Oh and on the “let them escape” tactic Cuba sort of maintains a fence line there too and god knows what they’d do when these guys started trying to go through it.
If we cannot repatriate them to the country where we nabbed them, then we release them into the US with an apology and full citizenship. We screwed up, we deserve the consequences
Not sure why you were rolling your eyes at me since you seem to agree that keeping them in limbo does a disservice to the US system of justice. As for the above, I really think that is something we should be prepared to accept, and use in PR, as a demonstration of how the US has changed.
So what if some of them are going to be acquitted? To me, that is neither a concern nor an undesirable result. If people cannot be convicted, they deserve to go free.
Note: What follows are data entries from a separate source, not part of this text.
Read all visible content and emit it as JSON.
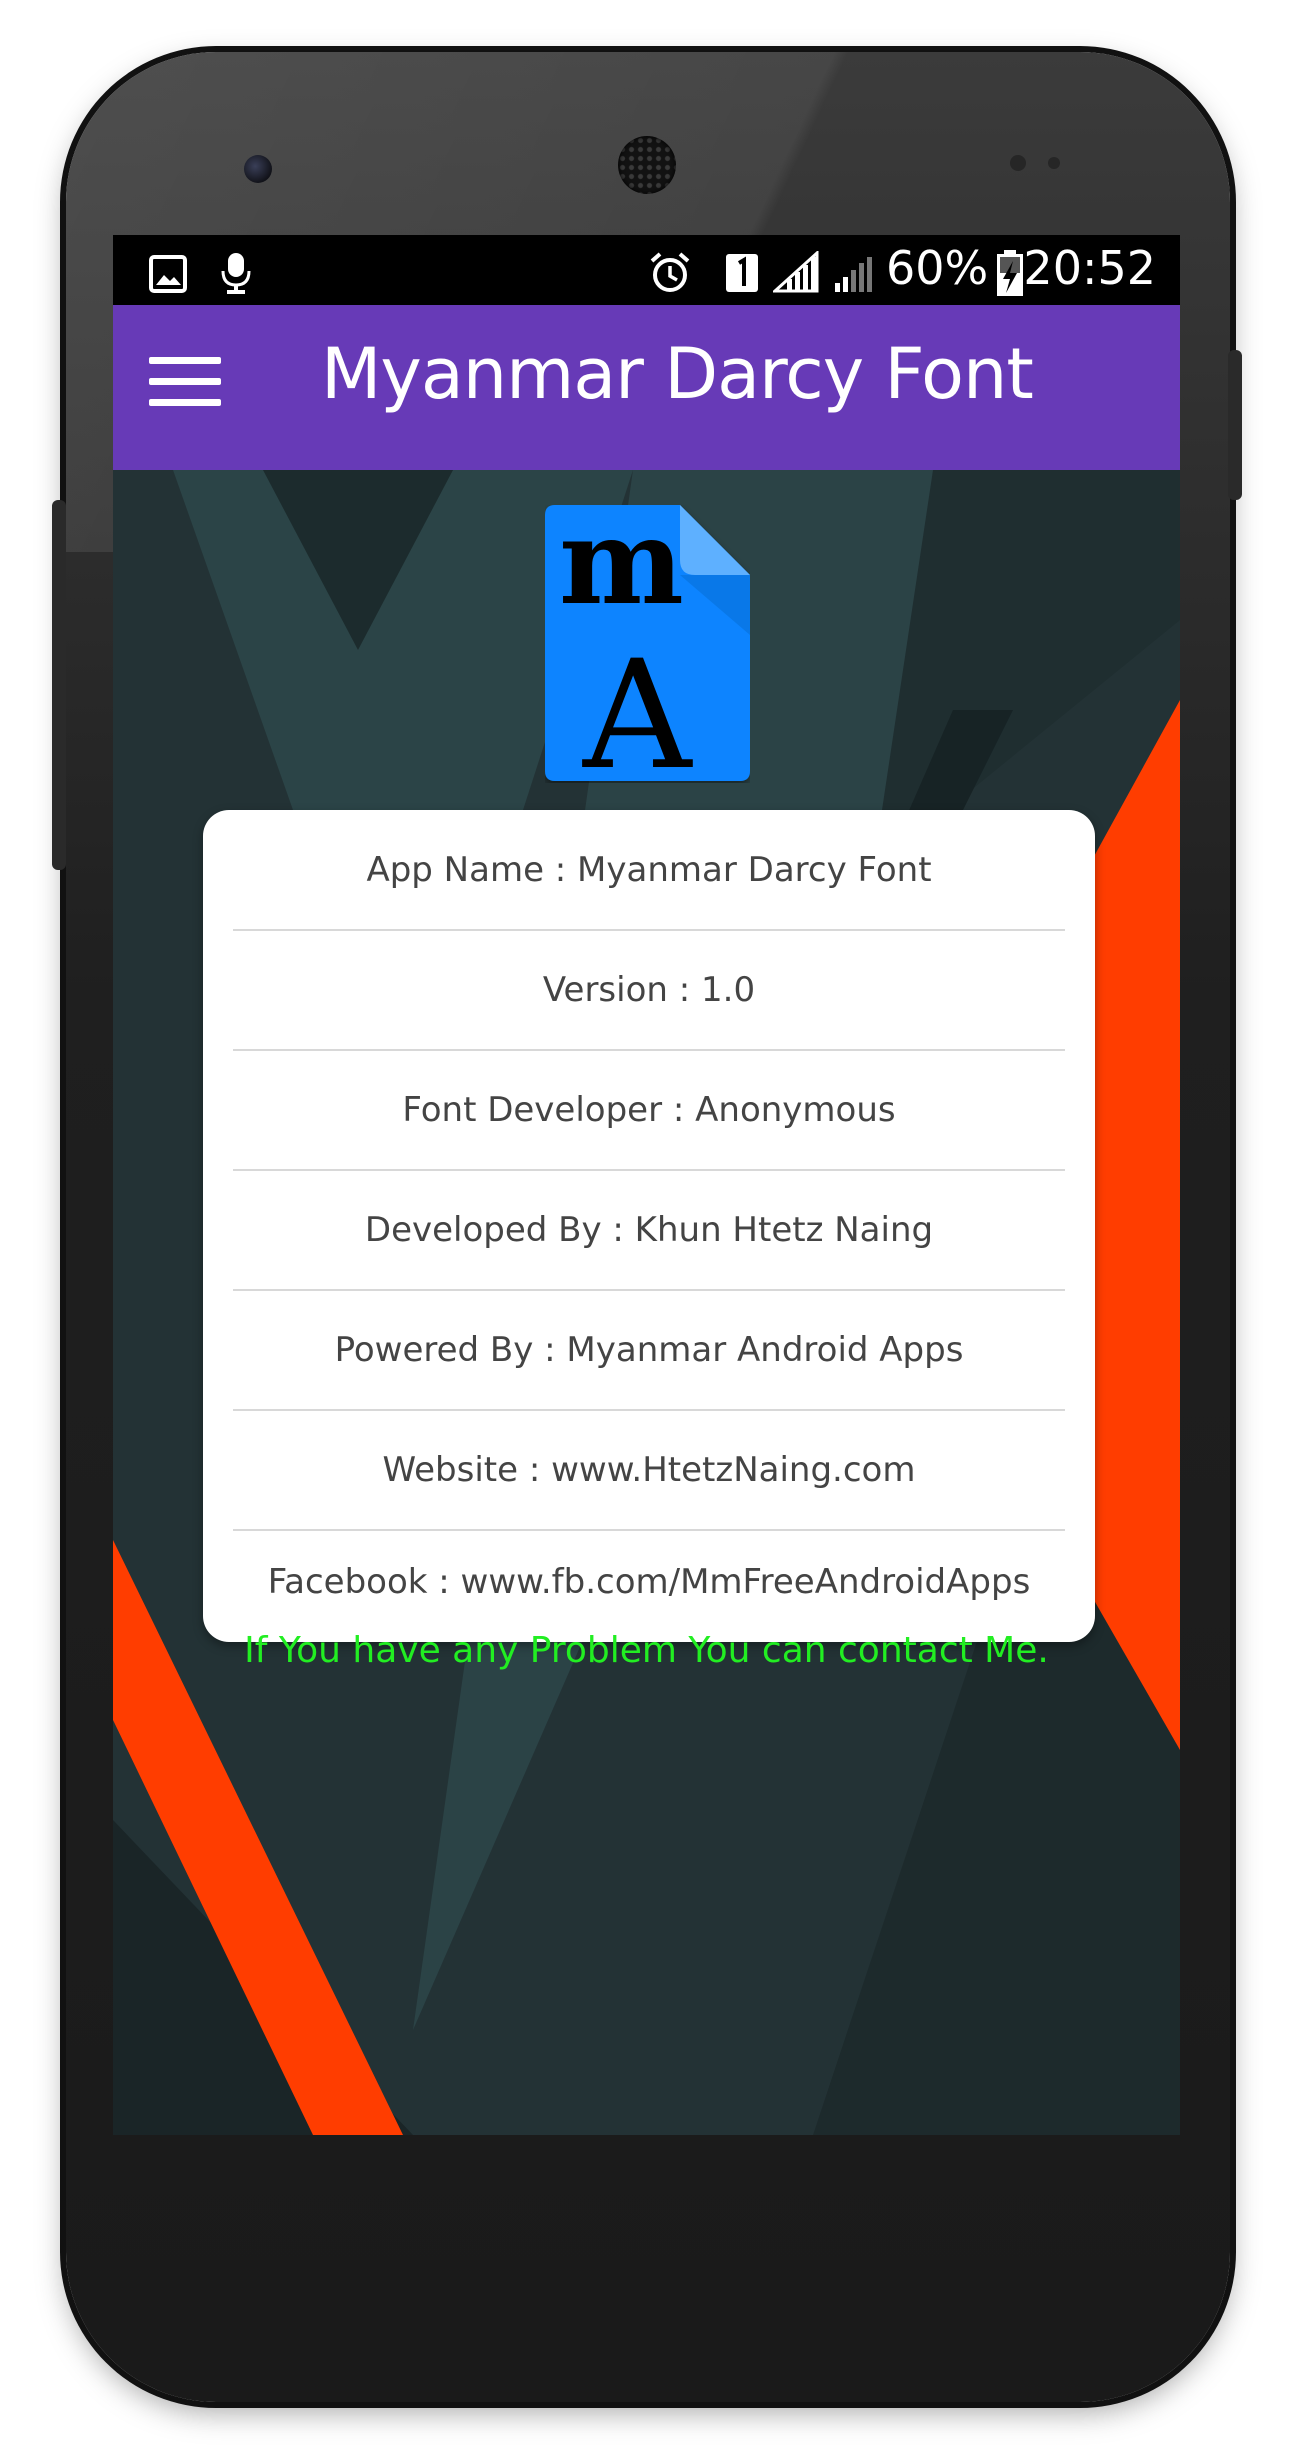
{
  "status_bar": {
    "left_icons": [
      "image-icon",
      "voice-mic-icon"
    ],
    "right_icons": [
      "alarm-clock-icon",
      "sim-1-icon",
      "signal-full-icon",
      "signal-weak-icon",
      "battery-charging-icon"
    ],
    "battery_percent": "60%",
    "time": "20:52"
  },
  "app_bar": {
    "title": "Myanmar Darcy Font",
    "menu_icon": "hamburger-menu-icon",
    "color": "#673ab7"
  },
  "logo": {
    "glyph_top": "m",
    "glyph_bottom": "A",
    "color": "#0a84ff"
  },
  "info": {
    "rows": [
      "App Name : Myanmar Darcy Font",
      "Version : 1.0",
      "Font Developer : Anonymous",
      "Developed By : Khun Htetz Naing",
      "Powered By : Myanmar Android Apps",
      "Website : www.HtetzNaing.com",
      "Facebook : www.fb.com/MmFreeAndroidApps"
    ]
  },
  "contact_message": "If You have any Problem You can contact Me.",
  "colors": {
    "background": "#1d2a2c",
    "accent_stripe": "#ff3d00",
    "contact_text": "#22ee22"
  }
}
I’d even have the government make a public apology along with restitution to those whom we’ve held without trial or charge for these last 11 years. The problem isn’t that we have a lot of terrorists sitting around that we can’t convict, the problem is that the Bush Administration basically went into Iraq and Afghanistan and told people “Give us your terrorists and we’ll give you money!” with the end result being that people turned on neighbors, on strangers, and on their enemies. They reported them as “terrorists” and without due process, many were rounded up without trial or representation and sent to Guantanamo.
Of the hundreds of people once held there, less than half remain. Of the ones who left, most were released or repatriated. Even our own government knows that less than half of the people there were innocent, and still this travesty of a torture site remains because you have Congressmen who are shitheads.
If we cannot find countries to take these people in, we deserve to let them live their lives out in the US with a full pardon and full citizenship, and the resources to sue the living crap out of those responsible.
That will never happen. The President cannot do that unilaterally and Congress would never approve it. It’s unlikely the President would even go that far, the most he’s wanted to do is house them in a prison stateside. This is not a politically viable option (and you can’t really know why Gitmo is still there as a detention center without understanding the political reality…the rest of this is just moral assertions divorced from the real world.)